Por fim, o líder da Convenção Batista do Sul destacou que “não há ambiguidade sobre a responsabilidade da igreja em proteger os maltratados e ser um lugar seguro para os vulneráveis”, pois o foco na “segurança das vítimas é mais importante do que a reputação dos Batistas do Sul”.
Luz sobre o crime
August Boto, presidente interino do Comitê Executivo da Convenção, concedeu uma entrevista ao jornal Chronicle Houston e frisou que o veículo “não é o adversário da Convenção Batista do Sul”, uma vez que não há intenção de encobrir os casos. “Vocês estão nos ajudando [a fazer] brilhar a luz do dia sobre o crime”.
Outro a se manifestar foi o pastor Russell Moore, presidente da Comissão de Ética e Liberdade Religiosa da entidade. Ele pontuou que é hora de trazer luz aos escândalos: “Nenhuma igreja deve se frustrar com as reportagens do Houston Chronicle, mas agradecer a Deus por isso. O Tribunal de Cristo será muito menos reticente do que uma série de jornais para descobrir o que nunca deveria ter sido escondido”.
Moore lembrou ainda que desde 2018 o pastor Greear havia iniciado um Estudo Presidencial sobre Abuso Sexual para investigar todas as opções e rever o que outras denominações e grupos fizeram para acompanhar os abusos. Simultaneamente, a entidade vinha ouvindo
policiais, especialistas em psicologia e psiquiatria, vítimas e muitos outros.
Greear se aprofundou no assunto no Twitter e chamou atenção para o fato de que “como denominação, agora é um tempo para lamentar e se arrepender”, enquanto as medidas para corrigir tais erros tomam corpo: “Mudanças estão chegando. Elas devem [acontecer]. Não podemos apenas prometer ‘fazer melhor’ e esperar que seja o suficiente. Mas hoje, a mudança começa com o peso total do problema… É hora de uma mudança generalizada, Deus exige isso e os sobreviventes o merecem”.
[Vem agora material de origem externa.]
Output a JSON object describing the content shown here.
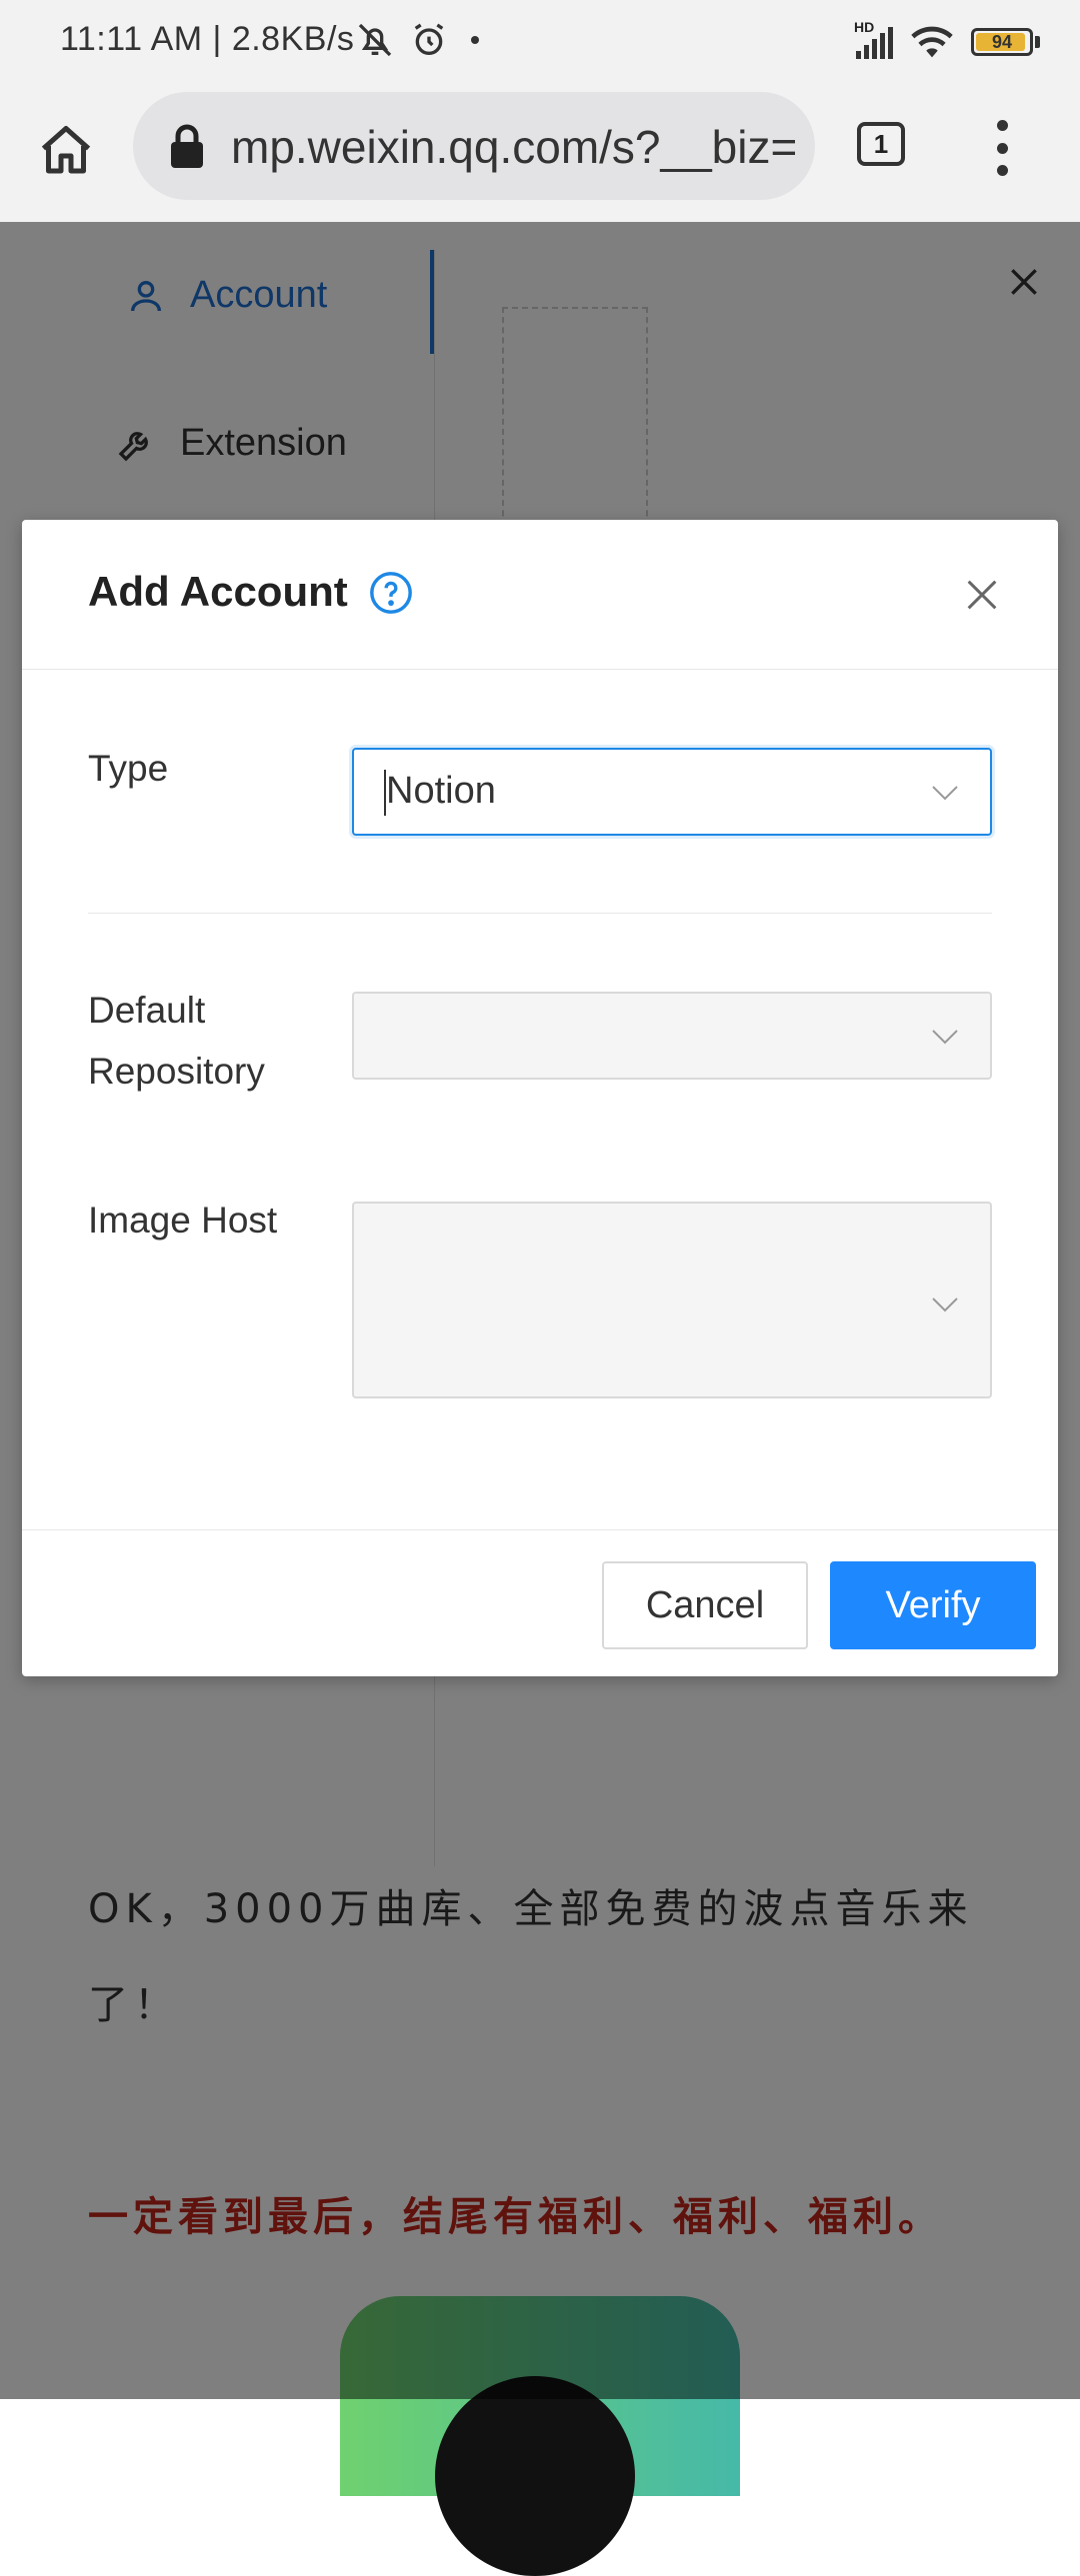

“Nós – líderes da Convenção Batista do Sul – deveríamos ter escutado as advertências daqueles que tentaram chamar a atenção para isso. Estou comprometido em fazer todo o possível para garantir que nunca mais cometamos esses erros […] Temos de admitir que nossas falhas, como igreja, colocam esses sobreviventes em uma posição onde eles foram forçados a ficar sozinhos e falar, quando deveríamos estar lutando por eles. Sua coragem é exemplar e profética. Mas eu lamento que a coragem deles tenha sido necessária”, disse o pastor. Por fim, o presidente da entidade salientou que “a doutrina Batista de autonomia da igreja nunca deveria ser uma cobertura religiosa para a passividade em relação ao abuso. A autonomia da igreja é sobre libertar a igreja para fazer a coisa certa – obedecer a Cristo – em todas as situações. É um hediondo erro aplicar autonomia de uma forma que permita o abuso”.